Avoid using leaves as natural toilet paper as there is a risk of ticks and the associated Lymes disease.

From a female perspective

Now I’m a guy, and I don’t have the deep insight of how this is different for a woman, so I have searched online and found an article that will do a better job than I can to help you if you are female.

Meet Becky the traveller.

Tools of the outdoor toileter

Toilet trowel

As well as plastic bags, hand sanitiser, and toilet paper, the other tool you’ll need for a poo in nature is a trowel. These come in various forms, some better than others.

They all need to do the same job, but only a decent one will if the ground is hard, rocky or has roots in it.
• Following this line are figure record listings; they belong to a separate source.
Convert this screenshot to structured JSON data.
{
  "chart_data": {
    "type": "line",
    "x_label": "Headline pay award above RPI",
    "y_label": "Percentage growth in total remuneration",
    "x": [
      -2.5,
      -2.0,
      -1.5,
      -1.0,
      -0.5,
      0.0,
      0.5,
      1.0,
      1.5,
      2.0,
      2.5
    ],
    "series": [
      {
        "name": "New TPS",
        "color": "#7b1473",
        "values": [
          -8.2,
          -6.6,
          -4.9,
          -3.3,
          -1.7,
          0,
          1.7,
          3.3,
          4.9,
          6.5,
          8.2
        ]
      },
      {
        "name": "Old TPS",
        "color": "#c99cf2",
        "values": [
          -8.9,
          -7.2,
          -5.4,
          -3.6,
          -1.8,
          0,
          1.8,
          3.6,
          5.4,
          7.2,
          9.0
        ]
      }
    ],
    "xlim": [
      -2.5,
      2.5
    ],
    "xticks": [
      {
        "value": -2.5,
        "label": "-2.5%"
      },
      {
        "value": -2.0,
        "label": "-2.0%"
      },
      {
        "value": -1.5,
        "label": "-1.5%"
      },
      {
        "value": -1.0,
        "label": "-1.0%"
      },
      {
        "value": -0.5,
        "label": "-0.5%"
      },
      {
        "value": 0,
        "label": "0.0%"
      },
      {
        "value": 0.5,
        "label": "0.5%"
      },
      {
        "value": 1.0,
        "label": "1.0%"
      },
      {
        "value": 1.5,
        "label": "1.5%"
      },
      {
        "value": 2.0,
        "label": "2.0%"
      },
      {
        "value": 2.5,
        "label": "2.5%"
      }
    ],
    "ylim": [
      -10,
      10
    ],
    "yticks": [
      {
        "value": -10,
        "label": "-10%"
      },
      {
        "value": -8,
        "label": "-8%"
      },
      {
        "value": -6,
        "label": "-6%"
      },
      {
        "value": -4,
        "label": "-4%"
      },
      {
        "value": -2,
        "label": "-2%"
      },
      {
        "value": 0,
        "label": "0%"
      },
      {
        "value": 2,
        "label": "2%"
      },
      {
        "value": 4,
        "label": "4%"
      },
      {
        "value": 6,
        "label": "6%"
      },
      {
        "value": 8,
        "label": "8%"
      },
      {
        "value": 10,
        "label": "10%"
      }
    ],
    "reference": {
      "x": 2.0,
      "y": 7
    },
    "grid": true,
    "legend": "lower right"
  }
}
The Rolls Royce of toilet trowels is the Tentlab Deuce. This is a ridiculously expensive option that I nearly couldn’t bring myself to buy. However, it is so good and so light that I can recommend it. A more sensibly priced and well-respected toilet trowel is the Coghlan Backpackers trowel.

The pee bottle

A simple option for peeing is to use a bottle if you are a guy, and combining that with a shewee if you are a woman. I can’t vouch for the latter, but I am led to believe it is tricky to execute. This has the bonus of being able to use it inside your tent. You can use the tightly secured bottle as a hot water bottle in the winter if you are brave enough.

A wide mouthed and secure bottle such as a Nalgene is ideal.

The WAG bag

Another alternative for wild camping is the WAG (Waste Alleviation and Gelling) bag.

Toilet paper

If you are going to take your toilet paper home or to a bin, then it doesn’t matter what you use. But if you insist on burying the paper then please use a biodegradable one and never leave wet wipes, sanitary towels or tampons in a hole. These take forever to rot down and the latter tends to get dug up by animals.

Take a bag and take everything away is really the best thing to do with all waste.